Apesar de ser reconhecido internacionalmente por sua política migratória inclusiva, o Brasil ainda não possui um plano estruturado para acolher cidadãos deportados do exterior. O tema ganhou destaque com as promessas de Donald Trump de intensificar deportações caso reassuma a presidência dos Estados Unidos, mas já vinha sendo uma questão latente: nos últimos quatro anos, mais de 7.100 brasileiros foram deportados dos EUA.
Enquanto países como México, Guatemala e Honduras possuem programas de reinserção para seus cidadãos deportados, o Brasil ainda busca uma resposta mais efetiva.

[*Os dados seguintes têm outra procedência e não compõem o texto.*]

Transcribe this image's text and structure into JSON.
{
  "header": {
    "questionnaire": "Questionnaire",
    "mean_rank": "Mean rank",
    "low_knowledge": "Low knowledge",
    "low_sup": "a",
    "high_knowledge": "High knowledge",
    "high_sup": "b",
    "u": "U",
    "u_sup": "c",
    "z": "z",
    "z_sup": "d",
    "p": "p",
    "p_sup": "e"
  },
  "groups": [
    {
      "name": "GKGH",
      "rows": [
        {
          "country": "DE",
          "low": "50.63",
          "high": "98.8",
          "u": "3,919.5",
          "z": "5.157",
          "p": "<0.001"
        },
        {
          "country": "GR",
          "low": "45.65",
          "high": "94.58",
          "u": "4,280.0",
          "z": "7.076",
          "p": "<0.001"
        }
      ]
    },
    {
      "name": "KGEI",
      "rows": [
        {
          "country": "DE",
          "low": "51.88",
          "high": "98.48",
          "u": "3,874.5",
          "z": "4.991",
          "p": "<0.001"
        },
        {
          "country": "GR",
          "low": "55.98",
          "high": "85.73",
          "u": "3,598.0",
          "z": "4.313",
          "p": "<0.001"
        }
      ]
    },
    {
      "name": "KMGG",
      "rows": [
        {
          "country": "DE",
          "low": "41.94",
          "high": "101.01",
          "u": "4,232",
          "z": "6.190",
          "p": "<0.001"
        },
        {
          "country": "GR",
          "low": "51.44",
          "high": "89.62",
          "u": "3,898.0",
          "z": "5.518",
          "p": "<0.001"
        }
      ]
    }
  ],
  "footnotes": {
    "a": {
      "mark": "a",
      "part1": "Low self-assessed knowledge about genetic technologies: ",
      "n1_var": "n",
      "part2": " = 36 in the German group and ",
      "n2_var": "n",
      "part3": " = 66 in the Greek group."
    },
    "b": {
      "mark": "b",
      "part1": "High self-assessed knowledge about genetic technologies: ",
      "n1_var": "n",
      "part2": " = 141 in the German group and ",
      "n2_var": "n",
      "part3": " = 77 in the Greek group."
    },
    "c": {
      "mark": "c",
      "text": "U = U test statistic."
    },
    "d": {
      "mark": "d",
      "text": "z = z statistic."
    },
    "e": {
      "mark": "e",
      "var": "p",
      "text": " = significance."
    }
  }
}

Deportados chegam ao Brasil sem apoio adequado
A maioria dos brasileiros deportados retorna em voos fretados pelos EUA e desembarca no Aeroporto Internacional de Confins, em Minas Gerais — estado com forte histórico de emigração para os Estados Unidos. No entanto, ao chegarem ao país, os deportados passam apenas pelo controle da Polícia Federal, sem assistência formal ou apoio para reintegração.
O problema se agrava pela recorrência de tentativas de reemigração. Muitos deportados, sem perspectivas no Brasil, acabam recorrendo novamente a coiotes para tentar voltar aos EUA, enfrentando riscos financeiros e psicológicos. O impacto emocional também é significativo, já que muitos retornam desorientados e sem condições imediatas de reinserção na sociedade.
Embora o tema tenha sido discutido dentro do governo, a criação de uma política migratória abrangente ainda não saiu do papel. Um documento chegou a ser elaborado, prevendo ações de promoção de direitos e reinserção socioeconômica para deportados e seus familiares, mas nunca foi aprovado.
Primeira medida: posto de atendimento humanizado
Importância de criação de um posto de atendimento humanizado no Aeroporto de Confins, inspirado na estrutura existente há 20 anos no Aeroporto de Guarulhos. No entanto, especialistas alertam que essa medida, embora positiva, não é suficiente.
O posto em Guarulhos, por exemplo, foi criado para combater o tráfico de pessoas, mas, nos últimos anos, tem atendido principalmente migrantes afegãos que ficaram retidos no terminal por semanas ou até meses.
Dessa forma, a nova estrutura em Confins pode oferecer suporte emergencial, mas não resolve a necessidade de políticas de longo prazo, pois além de questões emocionais há desorientação financeira em virtude de muitos deportados gastarem rapidamente suas economias em dólares sem planejamento (estudos indicam que cerca de 70% do dinheiro trazido dos EUA é perdido pouco tempo após o retorno).
Violação de direitos e relatos de maus-tratos
Além das dificuldades de reintegração, deportados brasileiros frequentemente relatam abusos durante o processo de deportação. Documentos da Defensoria Pública da União (DPU) mostram que um grupo de brasileiros que chegou a Confins há dois anos e meio passou dias em um centro de detenção no Texas, onde enfrentou condições degradantes.
Entre os relatos, há denúncias de que deportados foram impedidos de acessar assistência consular, ficaram mais de 12 horas algemados nos pés e mãos durante o transporte e, em alguns casos, presenciaram agressões a crianças por agentes norte-americanos. Também há registros de separação familiar.
América Latina fortalece resposta às deportações
No México, a recém-eleita presidente Claudia Sheinbaum lançou o programa “México Te Abraza”, que garante benefícios sociais, apoio financeiro para deslocamento e assistência para emissão de documentos. Além disso, 35 mil vagas de emprego foram disponibilizadas para deportados.
Em Honduras, o governo de Xiomara Castro implementou o programa “Hermano, Vuelve a Casa”, que prevê auxílio financeiro e alimentação para deportados, além de um plano de empregabilidade em larga escala.

Na Guatemala, o presidente Bernardo Arévalo anunciou um programa voltado para o suporte psicológico de deportados e entrevistas para inserção no mercado de trabalho, aproveitando habilidades adquiridas nos EUA, como o conhecimento do inglês.
Enquanto isso, o Brasil segue sem uma resposta definitiva para seus cidadãos deportados. Com um número estimado de 230 mil brasileiros em situação irregular nos EUA, ainda não há previsão de quantos poderão ser afetados por futuras políticas migratórias norte-americanas. Entretanto, a urgência da questão exige que o governo Lula avance além das medidas emergenciais e implemente um plano estruturado de acolhimento e reinserção para aqueles que retornam ao país.